MF Global Hid Debt From Investors

While Corzine lobbied, successfully, to curb financial regulation
By Kevin Spak,  Newser Staff
Posted Nov 4, 2011 8:20 AM CDT
MF Global Hid Debt From Investors
Jon Corzine did all of MF Global's lobbying himself, using his clout as an ex-senator, ex-governor, and ex-Goldman Sachs chief to fight financial regulations.   (AP Photo/Mel Evans, File)

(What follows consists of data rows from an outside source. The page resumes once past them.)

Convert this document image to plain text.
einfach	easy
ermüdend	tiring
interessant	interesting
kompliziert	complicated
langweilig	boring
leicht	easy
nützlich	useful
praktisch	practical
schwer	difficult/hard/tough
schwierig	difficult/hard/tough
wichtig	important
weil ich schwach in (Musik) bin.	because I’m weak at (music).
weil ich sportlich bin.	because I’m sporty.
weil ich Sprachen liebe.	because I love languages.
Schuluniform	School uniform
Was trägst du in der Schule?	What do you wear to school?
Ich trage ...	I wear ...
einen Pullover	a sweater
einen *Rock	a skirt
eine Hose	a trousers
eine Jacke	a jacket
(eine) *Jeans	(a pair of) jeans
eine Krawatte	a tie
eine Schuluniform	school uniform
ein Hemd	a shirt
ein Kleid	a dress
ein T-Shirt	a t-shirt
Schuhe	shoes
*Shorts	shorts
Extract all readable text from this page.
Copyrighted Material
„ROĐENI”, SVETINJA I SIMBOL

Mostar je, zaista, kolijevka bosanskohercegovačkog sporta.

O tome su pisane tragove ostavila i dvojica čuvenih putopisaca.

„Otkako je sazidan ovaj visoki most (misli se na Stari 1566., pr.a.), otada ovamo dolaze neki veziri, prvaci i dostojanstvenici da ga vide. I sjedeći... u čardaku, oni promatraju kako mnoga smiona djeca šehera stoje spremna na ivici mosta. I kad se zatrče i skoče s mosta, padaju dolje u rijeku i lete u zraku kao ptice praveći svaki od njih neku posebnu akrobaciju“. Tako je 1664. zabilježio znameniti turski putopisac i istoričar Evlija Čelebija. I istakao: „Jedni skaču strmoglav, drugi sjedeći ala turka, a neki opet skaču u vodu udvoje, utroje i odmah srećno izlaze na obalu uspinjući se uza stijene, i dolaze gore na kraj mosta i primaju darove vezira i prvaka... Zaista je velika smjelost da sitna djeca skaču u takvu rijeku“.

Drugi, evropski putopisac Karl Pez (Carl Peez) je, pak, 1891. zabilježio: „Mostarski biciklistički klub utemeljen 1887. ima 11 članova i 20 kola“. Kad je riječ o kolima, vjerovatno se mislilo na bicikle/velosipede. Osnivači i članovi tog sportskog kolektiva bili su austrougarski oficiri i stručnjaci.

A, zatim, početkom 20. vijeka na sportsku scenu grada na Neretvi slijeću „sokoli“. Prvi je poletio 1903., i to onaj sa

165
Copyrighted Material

MF Global appears to have spent the past two years hiding its debt risk from investors by temporarily slashing debt right before issuing its quarterly reports, in a shady-but-legal process known as “window dressing,” the Wall Street Journal reports. The company insists borrowing fluctuated due to “client facilitation activities,” but one accounting professor scoffed at that. “Every quarter, for seven quarters in a row, it’s always lower,” he said. “I’m left to wonder why client needs are always reduced at the end of the quarter.”

Other recent revelations include:

  • CEO Jon Corzine personally lobbied against new regulations limiting how futures-trading firms could invest customer cash, using his clout as an ex-senator and governor to successfully quash the proposals, the New York Times reports—which looks fairly bad given that his firm is now under investigation over $630 million in missing client funds.
  • MF Global seems to have been the investment of choice for Ponzi schemers—it has faced two lawsuits seeking to recover purloined funds invested in the firm by two different convicted fraudsters, USA Today reports.